Wal-Mart est davantage présente en Amérique du Nord et en Amérique latine, alors que Carrefour s'impose surtout en Europe et en Asie. Les deux sociétés croisent le fer dans les marchés de la Chine, du Brésil et de l'Argentine.
Dans sa lutte contre Wal-Mart pour accroître sa portée mondiale, Carrefour a récemment dû faire face à deux importants reculs. Tout d'abord, Wal-Mart a annoncé en novembre son intention de s'installer en Inde, un marché que Carrefour souhaite vivement investir.

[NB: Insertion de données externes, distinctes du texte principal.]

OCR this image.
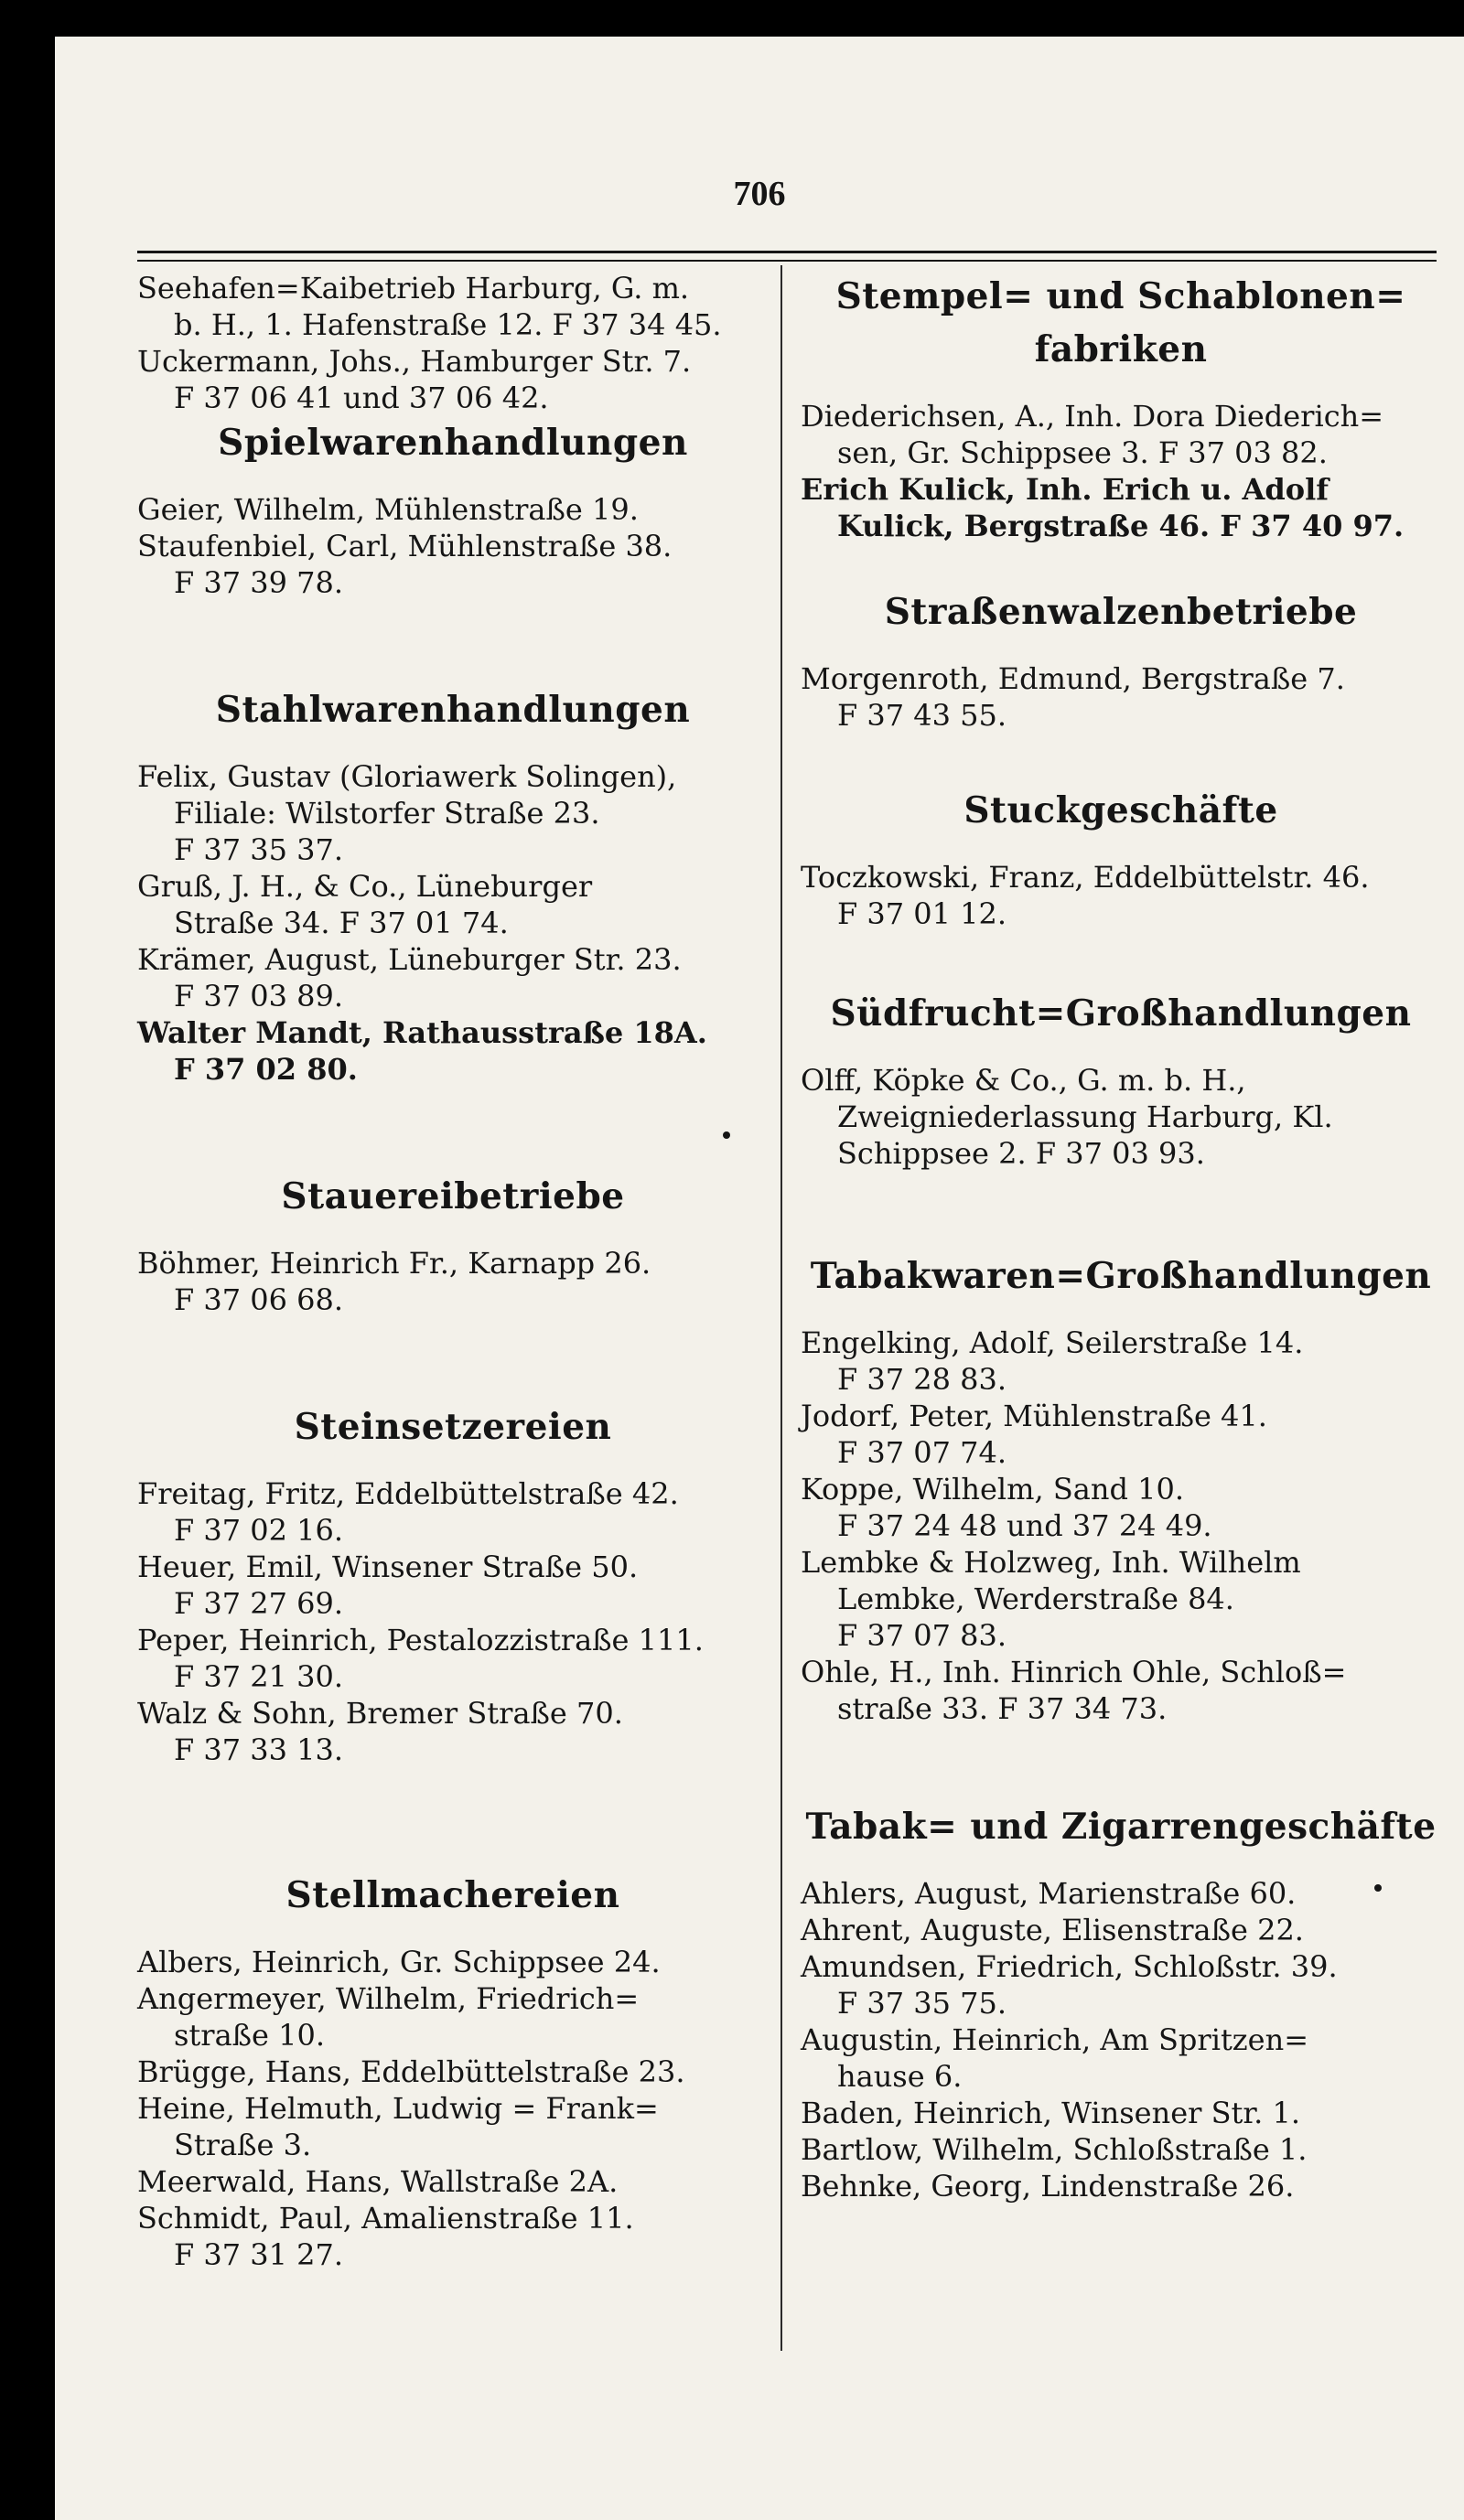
706
Seehafen=Kaibetrieb Harburg, G. m.
b. H., 1. Hafenstraße 12. F 37 34 45.
Uckermann, Johs., Hamburger Str. 7.
F 37 06 41 und 37 06 42.
Spielwarenhandlungen
Geier, Wilhelm, Mühlenstraße 19.
Staufenbiel, Carl, Mühlenstraße 38.
F 37 39 78.
Stahlwarenhandlungen
Felix, Gustav (Gloriawerk Solingen),
Filiale: Wilstorfer Straße 23.
F 37 35 37.
Gruß, J. H., & Co., Lüneburger
Straße 34. F 37 01 74.
Krämer, August, Lüneburger Str. 23.
F 37 03 89.
Walter Mandt, Rathausstraße 18A.
F 37 02 80.
Stauereibetriebe
Böhmer, Heinrich Fr., Karnapp 26.
F 37 06 68.
Steinsetzereien
Freitag, Fritz, Eddelbüttelstraße 42.
F 37 02 16.
Heuer, Emil, Winsener Straße 50.
F 37 27 69.
Peper, Heinrich, Pestalozzistraße 111.
F 37 21 30.
Walz & Sohn, Bremer Straße 70.
F 37 33 13.
Stellmachereien
Albers, Heinrich, Gr. Schippsee 24.
Angermeyer, Wilhelm, Friedrich=
straße 10.
Brügge, Hans, Eddelbüttelstraße 23.
Heine, Helmuth, Ludwig = Frank=
Straße 3.
Meerwald, Hans, Wallstraße 2A.
Schmidt, Paul, Amalienstraße 11.
F 37 31 27.
Stempel= und Schablonen=
fabriken
Diederichsen, A., Inh. Dora Diederich=
sen, Gr. Schippsee 3. F 37 03 82.
Erich Kulick, Inh. Erich u. Adolf
Kulick, Bergstraße 46. F 37 40 97.
Straßenwalzenbetriebe
Morgenroth, Edmund, Bergstraße 7.
F 37 43 55.
Stuckgeschäfte
Toczkowski, Franz, Eddelbüttelstr. 46.
F 37 01 12.
Südfrucht=Großhandlungen
Olff, Köpke & Co., G. m. b. H.,
Zweigniederlassung Harburg, Kl.
Schippsee 2. F 37 03 93.
Tabakwaren=Großhandlungen
Engelking, Adolf, Seilerstraße 14.
F 37 28 83.
Jodorf, Peter, Mühlenstraße 41.
F 37 07 74.
Koppe, Wilhelm, Sand 10.
F 37 24 48 und 37 24 49.
Lembke & Holzweg, Inh. Wilhelm
Lembke, Werderstraße 84.
F 37 07 83.
Ohle, H., Inh. Hinrich Ohle, Schloß=
straße 33. F 37 34 73.
Tabak= und Zigarrengeschäfte
Ahlers, August, Marienstraße 60.
Ahrent, Auguste, Elisenstraße 22.
Amundsen, Friedrich, Schloßstr. 39.
F 37 35 75.
Augustin, Heinrich, Am Spritzen=
hause 6.
Baden, Heinrich, Winsener Str. 1.
Bartlow, Wilhelm, Schloßstraße 1.
Behnke, Georg, Lindenstraße 26.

Et en octobre, Wal-Mart a convenu de faire l'acquisition d'une chaîne de magasins chinoise.
José Luis Duran est né à Madrid et a fréquenté l'école germanique selon le souhait de sa mère allemande.
En 1987, après avoir complété ses études en économie à l'ICADE, une des meilleures écoles de commerce de Madrid, M. Duran fut embauché par la filiale espagnole de la firme-conseil Arthur Andersen. Il travaillait pour deux clients -- la société ferroviaire espagnole et Pryca, filiale locale de Carrefour. Quatre années plus tard, Jean-Luc Chéreau, chef des services financiers de Pryca à l'époque, lui confia le poste de vérificateur de gestion de l'entreprise. Sa première mission : apprendre le français.
Au cours des dix années qui suivirent, M. Duran se vit confier différents postes dans le domaine de la finance au sein de l'entreprise. Au fil des ans, il implanta certains changements qui allèrent à l'encontre de la «tradition Carrefour» : il convainquit notamment M. Bernard de se retirer du Chili en 2003 puisque Carrefour n'y était pas un détaillant d'importance. À l'époque, Carrefour ne s'était jamais retirée d'un marché.